The first in these is Justine Frank, a fictional Jewish-Belgian painter who was briefly associated with the surrealist movement in Paris before arriving to Tel Aviv in the 1930s. Her works, which are all made by Rosen and show a provocative melange of religious Jewish iconography, radical pornography and surrealist imagery, repelled the then Zionist young Israeli art scene. Rosen created not only Frank, but also the conflictual context of her creation – in a video interview (Two Women and a Man, 2005) cultural critic Joanna Fuhrer-Ha’sfari (played by Rosen himself), criticise Rosen for his patriarchal appropriation of Franks’ work, which was actually discovered by art historian Anne Kastrop, a fabricated persona as well.
Another hybrid Israeli character is Maxim Komar-Myshkin, the pseudonym of the Russian poet Efim Poplavsky, who emigrated to Tel Aviv in the early 2000s. Komar-Myshkin, who believed that Vladimir Putin is personally haunting him, created an operatic children’s book, in which ‘Vladimir’ is being attacked, molested and finally murdered by animated objects (Vladimir’s Night, 2011-2014). He also founded the ‘Buried Alive Group’, a collective of ex-Soviet artists who disavowed both the Israeli culture around them as well as their Russian origins.
The third semi-fictional section is Live and Die as Eva Braun, a show which aroused inflamed political debates when it was first shown at Israel Museum in Jerusalem in 1997. It invites the viewer to become the dictator’s lover during the last days of the war and final suicide, through a hair-raising mental journey accompanied by drawings and texts written in the first person.
The fourth section, under the title ‘Roee Rosen’, presents, among rest, Rosen’s famous Funeral Paintings – round format paintings in which Rosen envisions his own funeral from within the grave, as well as his self-portraits as various martyrs, some are presented as edible and coated in a brown layer of chocolate-faeces.

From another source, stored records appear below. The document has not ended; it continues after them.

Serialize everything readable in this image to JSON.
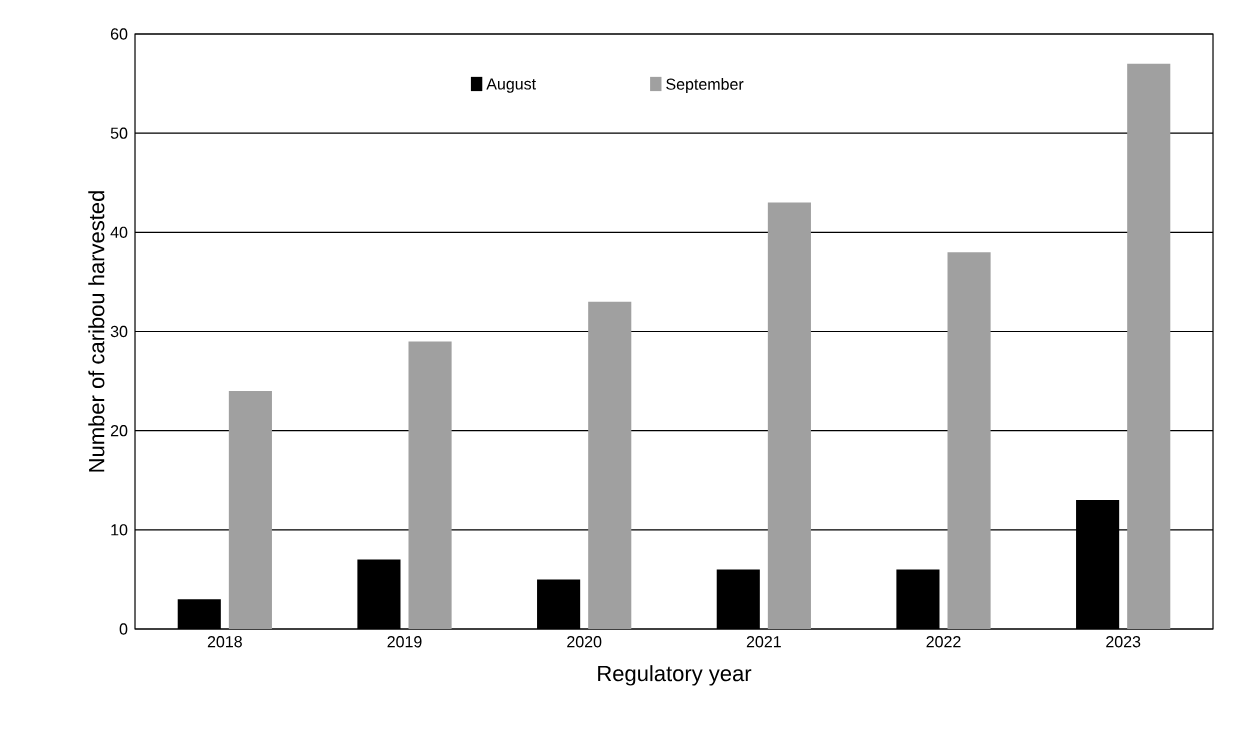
{
  "chart_data": {
    "type": "bar",
    "xlabel": "Regulatory year",
    "ylabel": "Number of caribou harvested",
    "categories": [
      "2018",
      "2019",
      "2020",
      "2021",
      "2022",
      "2023"
    ],
    "series": [
      {
        "name": "August",
        "color": "#000000",
        "values": [
          3,
          7,
          5,
          6,
          6,
          13
        ]
      },
      {
        "name": "September",
        "color": "#a0a0a0",
        "values": [
          24,
          29,
          33,
          43,
          38,
          57
        ]
      }
    ],
    "ylim": [
      0,
      60
    ],
    "yticks": [
      0,
      10,
      20,
      30,
      40,
      50,
      60
    ],
    "grid": "y",
    "legend": "top"
  }
}
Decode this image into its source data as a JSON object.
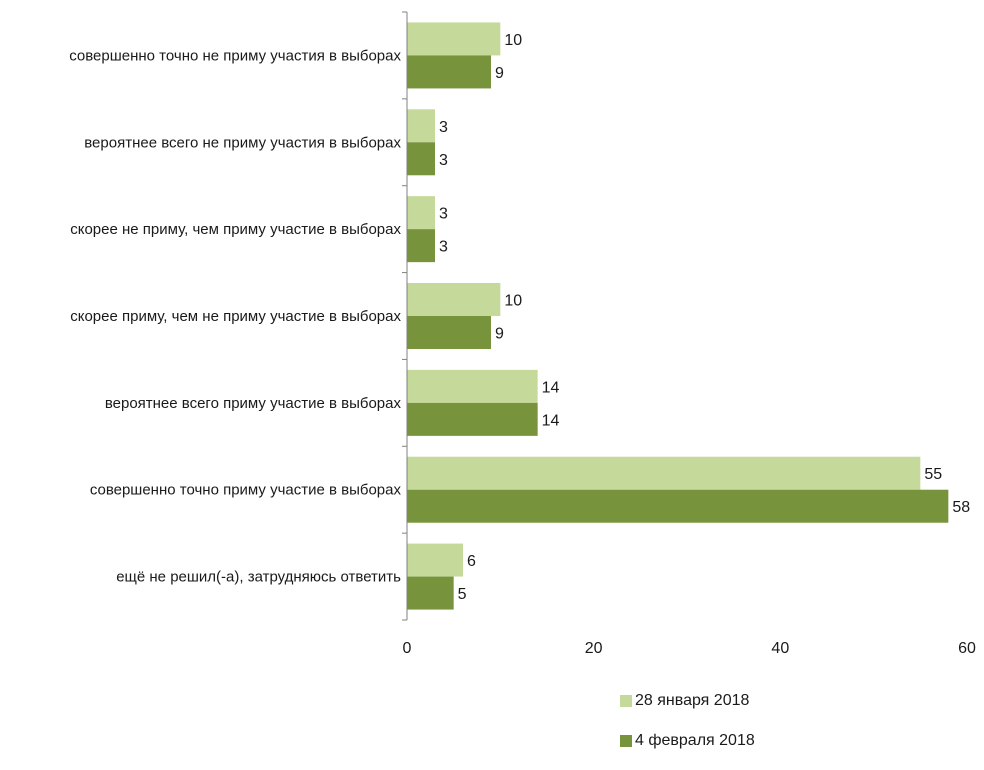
{
  "chart_data": {
    "type": "bar",
    "orientation": "horizontal",
    "categories": [
      "совершенно точно не приму участия в выборах",
      "вероятнее всего не приму участия в выборах",
      "скорее не приму, чем приму участие в выборах",
      "скорее приму, чем не приму участие в выборах",
      "вероятнее всего приму участие в выборах",
      "совершенно точно приму участие в выборах",
      "ещё не решил(-а), затрудняюсь ответить"
    ],
    "series": [
      {
        "name": "28 января 2018",
        "color": "#c5d99a",
        "values": [
          10,
          3,
          3,
          10,
          14,
          55,
          6
        ],
        "labels": [
          "10",
          "3",
          "3",
          "10",
          "14",
          "55",
          "6"
        ]
      },
      {
        "name": "4 февраля 2018",
        "color": "#77933c",
        "values": [
          9,
          3,
          3,
          9,
          14,
          58,
          5
        ],
        "labels": [
          "9",
          "3",
          "3",
          "9",
          "14",
          "58",
          "5"
        ]
      }
    ],
    "xlim": [
      0,
      60
    ],
    "xticks": [
      0,
      20,
      40,
      60
    ],
    "xtick_labels": [
      "0",
      "20",
      "40",
      "60"
    ],
    "grid": false,
    "legend_position": "bottom-right"
  }
}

Also included is a cinema, screening Rosen’s excellent video works, such as The Confessions of Roee Rosen (2008) – Rosen’s personal confessions delivered through three female illegal workers, Out (2010) – a scene of female BDSM, in which the dominant tries to exorcise the demon possessing the subordinate – Avigdor Lieberman; Hilarious (2010) – a live stand up show gone bad; and The Buried Alive Group videos. Rosen is also a prolific writer, and his books and publications are included in a library section, along side his early artist book The Blind Merchant (1989-1991), in which he illustrated and contributed a parasitic text of his own to William Shakespeare’s ‘The Merchant of Venice’.
This encompassing show offers a valuable chance to view Rosen’s overwhelmingly wide-range practice as a whole. Through his continuous building and dismantling of identities and his obsessive preoccupation with self-representation, all delivered through a coherent aesthetic, Rosen challenges categories of past and present, of national history, and draws an unconditional, sometimes comical critic of Israeli and Jewish identifications.
Exhibition at the Tel Aviv Museum of Art, 15 January – 30 April 2016.